Filólogo

Los ciudadanos saben que los políticos propenden a trabajar demasiado: apenas toman posesión se lanzan, voraces, a escudriñar los presupuestos para subirse los sueldos, como hecho más urgente e inaplazable de la gobernabilidad de la ciudad o la comunidad: Sierra de Fuentes, Cáceres, Plasencia, la Asamblea de Extremadura, --¿tu quoque?--; la segunda urgencia es irse de vacaciones prácticamente hasta otoño.

La justificación siempre es la misma: la dignidad. El cargo necesita dignidad, y parece ser que toda la dignidad concebible hoy día está en la pasta, lo que rebajaría considerablemente la excelencia del cargo y del encargado. Un veterano juez cacereño manejó siempre la exigencia de que para ser independiente, debía ganar más, dejando al aire la sospecha de que sus sentencias pudieran estar siendo, hasta entonces, dignificadas a instancia de parte.

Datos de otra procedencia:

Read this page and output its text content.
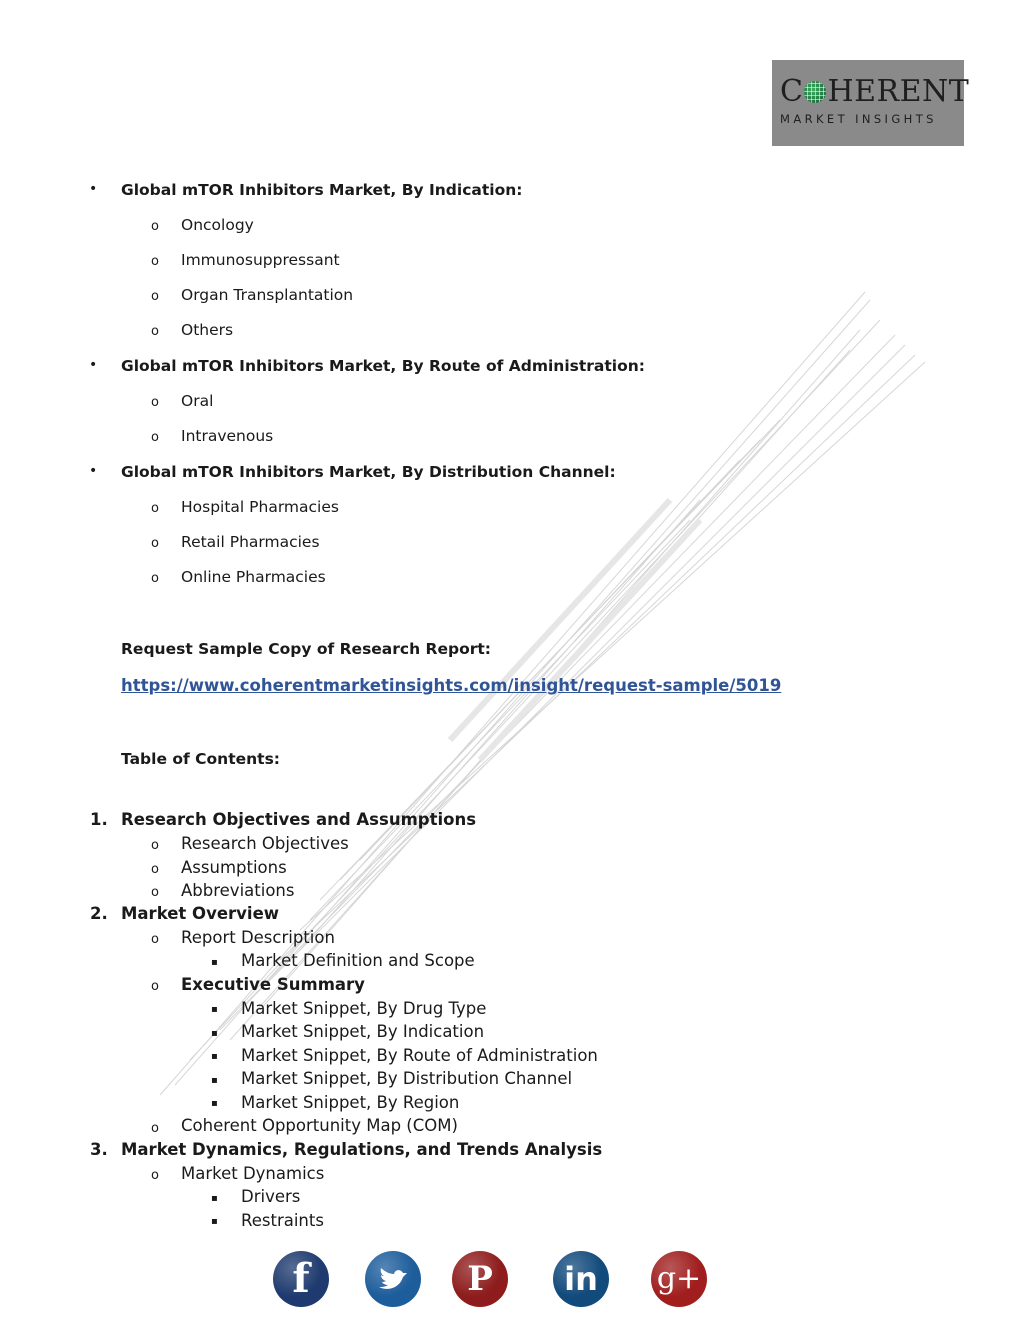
C HERENT
MARKET INSIGHTS
• Global mTOR Inhibitors Market, By Indication:
o Oncology
o Immunosuppressant
o Organ Transplantation
o Others
• Global mTOR Inhibitors Market, By Route of Administration:
o Oral
o Intravenous
• Global mTOR Inhibitors Market, By Distribution Channel:
o Hospital Pharmacies
o Retail Pharmacies
o Online Pharmacies
Request Sample Copy of Research Report:
https://www.coherentmarketinsights.com/insight/request-sample/5019
Table of Contents:
1. Research Objectives and Assumptions
o Research Objectives
o Assumptions
o Abbreviations
2. Market Overview
o Report Description
▪ Market Definition and Scope
o Executive Summary
▪ Market Snippet, By Drug Type
▪ Market Snippet, By Indication
▪ Market Snippet, By Route of Administration
▪ Market Snippet, By Distribution Channel
▪ Market Snippet, By Region
o Coherent Opportunity Map (COM)
3. Market Dynamics, Regulations, and Trends Analysis
o Market Dynamics
▪ Drivers
▪ Restraints
f	P	in	g+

Resulta, sensu contrario, que indignos somos la mayoría de los seres humanos, y muy especialmente los funcionarios básicos de la Junta de Extremadura. Uno sospecha que aún anidan en el desván ideológico viejas telarañas que identifican funcionario con señorito, a juzgar por la miseria retributiva en la que les tienen. La indignidad absoluta es la nómina de un funcionario de base, que no resiste comparación con la nómina de un peón, aprendiz, meritorio, o botones: el funcionario es siempre más indigno. Si vive fuera de Mérida y ha de pagar el trasporte a la capital, la indignidad le llega a los pies. Esta alcanza su cima en vacaciones, que gracias a una ley obsoleta, rebasada en todo el Estado, no pueden ´disfrutarse´ en temporada baja, cuando la cosa es más barata, sino en verano, con atascos y todo más caro y con la consecuente dirección obligatoria: el pueblo.

Los dignos representantes del pueblo podrían dedicar algo de sus vacaciones a reflexionar sobre la conveniencia de devolver la dignidad a su sitio.